E sua vida foi desgraçada, Zé.
Mostre as
algemas!
Veja bem, se você –
insisto, reitero – um homem que tantos serviços prestou ao país, um homem
respeitado por intelectuais, políticos e autoridades do mundo todo foi
enxovalhado dessa maneira, submetido à execração pública pela mídia. Desonrado,
chamado de “quadrilheiro”, “mensaleiro”, “ladrão”, o que fariam com um “poeta
marginal” como eu? Um homem qualquer, sem galardão algum, sem cânone, sem
mérito. Parafraseando certa atriz de cenho angelical, “namoradinha” desse mesmo
Brasil: tenho medo.
Não sei que monstro
o STF e a grande imprensa estão ajudando a criar. Mas uma coisa eu lhe asseguro:
é assustador.
Para aqueles que, sem questionar,
acham justa a sua condenação e prisão eu pergunto; para os “inocentes úteis” que
aceitam sem titubear esses consensos forjados e essas verdades absolutas que a
grande mídia sopra, todos os dias, em nossas consciências nos telejornais e nas
manchetes dos jornais estampadas nas bancas; faço-lhes a pergunta que não quer
calar:
porque criminalizam e prendem somente os petistas e mais alguns “mequetrefes” da
chamada “base aliada” do governo Lula?
Por que essas
práticas de sempre na política, hipocrisia à parte, agora “ilícitas” e
“criminosas”, só são permitidas aos “de sempre”? Por que os sessenta e tantos
investigados no chamado “mensalão mineiro” [não é tucano?!] não foram
acusados/denunciados? E não serão jamais – pois para estes o crime é eleitoral;
é caixa 2, já prescreveu [“Dois pesos, dois mensalões” – by Jânio de Fritas]. Já quando são
petistas os agentes da ação... é corrupção; é “golpe”; são “práticas espúrias”,
“criminosas” de um partido, digo de uma “quadrilha”, em “sua sanha de se
perpetuar ad eternum no
poder”. Não, essas palavras não vieram da tribuna do Senado ou da Câmara dos
Deputados, não saíram da boca de algum político da oposição, mas – pasmem! –
foram proferidas por ministros do Supremo. Por ministros do Supremo, repito!
Juízes na Ação Penal nº 470. Vejam a que ponto chegamos!!!
Mostre as algemas,
Zé! Mostre as algemas!
Essas tais “práticas
ilícitas” ou “criminosas” não deviam ser permitidas a ninguém - não é mesmo? A
Justiça não deveria ser igual para todos?!
Qual a resposta a
esse singelo por quê?
Por que só os
petistas são condenados, execrados e presos?

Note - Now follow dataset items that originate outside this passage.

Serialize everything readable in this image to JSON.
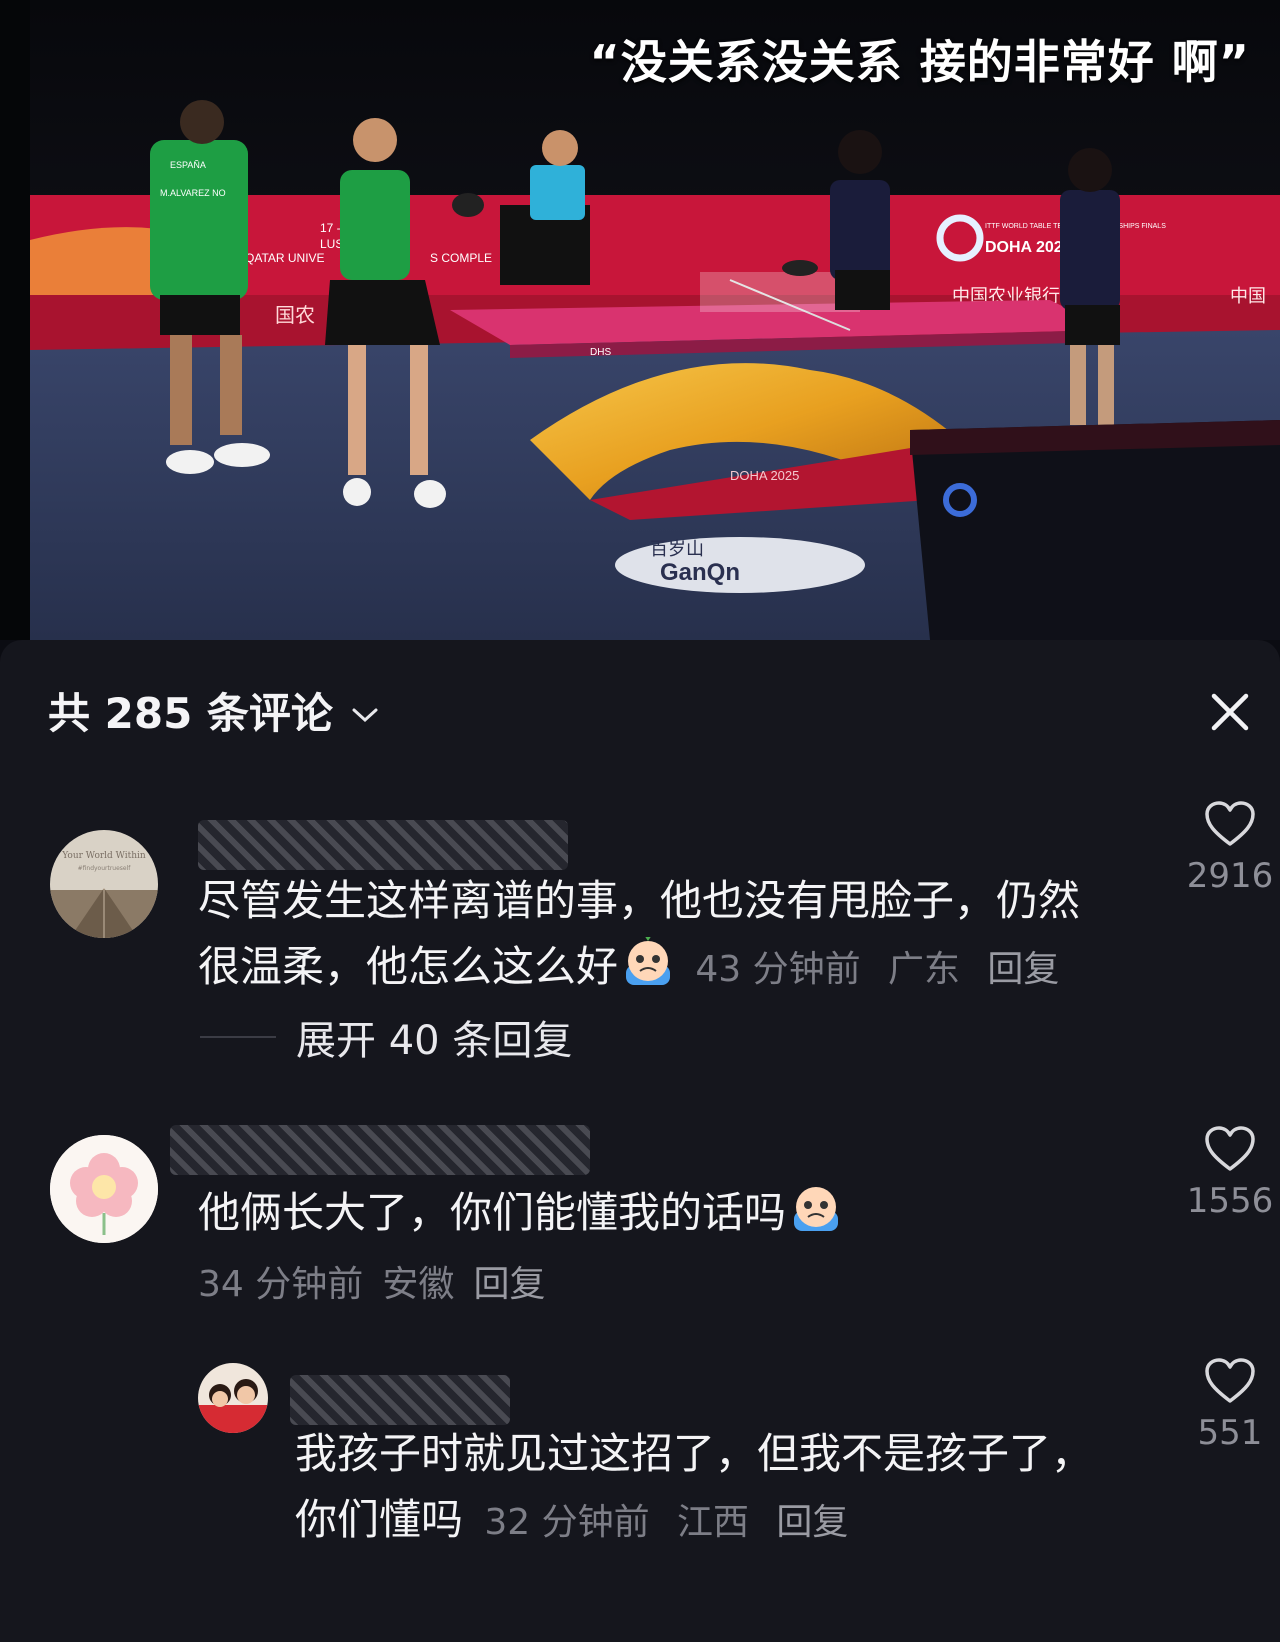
{
  "video": {
    "caption": "“没关系没关系 接的非常好 啊”",
    "scene_text": {
      "event_date": "17 -",
      "venue_a": "LUS",
      "venue_b": "QATAR UNIVE",
      "venue_c": "S COMPLE",
      "brand_left": "国农",
      "brand_right": "中国农业银行",
      "brand_far": "中国",
      "wttc_small": "ITTF WORLD TABLE TENNIS CHAMPIONSHIPS FINALS",
      "wttc_big": "DOHA 2025",
      "table_brand": "DHS",
      "table_doha": "DOHA 2025",
      "floor_logo_top": "百岁山",
      "floor_logo_bottom": "GanQn",
      "player_shirt_a": "ESPAÑA",
      "player_shirt_b": "M.ALVAREZ NO"
    }
  },
  "sheet": {
    "title": "共 285 条评论",
    "comments": [
      {
        "username_label": "已隐藏",
        "text_line1": "尽管发生这样离谱的事，他也没有甩脸子，仍然",
        "text_line2": "很温柔，他怎么这么好",
        "time": "43 分钟前",
        "location": "广东",
        "reply": "回复",
        "likes": "2916",
        "expand": "展开 40 条回复",
        "avatar_text_1": "Your World Within",
        "avatar_text_2": "#findyourtrueself"
      },
      {
        "username_label": "Mountain",
        "text_line1": "他俩长大了，你们能懂我的话吗",
        "time": "34 分钟前",
        "location": "安徽",
        "reply": "回复",
        "likes": "1556"
      },
      {
        "username_label": "已隐藏",
        "text_line1": "我孩子时就见过这招了，但我不是孩子了，",
        "text_line2": "你们懂吗",
        "time": "32 分钟前",
        "location": "江西",
        "reply": "回复",
        "likes": "551"
      }
    ]
  },
  "colors": {
    "background": "#15161d",
    "text": "#f4f4f6",
    "meta": "#7d7e87",
    "banner_red": "#c8163a",
    "table_pink": "#d9336f",
    "court_blue": "#2d3a5c"
  },
  "icons": {
    "expand": "chevron-down-icon",
    "close": "close-icon",
    "like": "heart-outline-icon",
    "emoji": "crying-face-emoji"
  }
}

A resposta também é simples:
para
que o poder permaneça nas mãos dos “de sempre”, nas mãos dos eternos “donos do
poder”. As
chamadas “regras do jogo”, até as bastardas, servem apenas para a parte podre
das nossas elites; quando é para os “do lado de cá” aí deixa de ser “regra do
jogo”, passa a ser crime; “práticas espúrias”; “compra de
voto”.
Faço um singelo
convite a todos: vamos pensar o país, no qual a gente vive, um pouco além da
hipocrisia, do partidarismo, do “falso moralismo” e dos “manchetismos
grandiloqüentes” de uma imprensa que serve aos interesses de determinada classe
social e ideologia. Mais temperança e equilíbrio aos juízes Supremos e nem tão
supremos assim, o chamado “cidadão comum”.
Não podemos nos
dobrar a esse estado de coisas. Não podemos nos calar e assim sermos cúmplices e
testemunhos silentes dos erros dos tribunais. Repito: o Supremo exagerou; a
mídia exagerou.
Quadrilha?! Onde?
Compra de votos?! Penas de reclusão superiores a 30 anos! Há aí um nítido erro
na tipificação dos crimes, nas condenações e exagero na dosimetria das penas. O
que é uma pena.
Pois isso poderá até
favorecer aos condenados, pois essas condenações injustas e essas penas
exageradas certamente serão revistas algum dia, por esse ou por outro tribunal.
Espero, sinceramente, que sejam revistas por esse mesmo colegiado, pois ali
também estão homens de valor. E que essa vergonha, esse grave equívoco não se
perpetue.
Nesse momento, só me
resta dizer...
Mostre, com orgulho,
as algemas, José Dirceu!
_________________________
Lula
Miranda* é poeta, cronista e
Economista. Foi um dos nomes da poesia marginal na Bahia na década de 1980.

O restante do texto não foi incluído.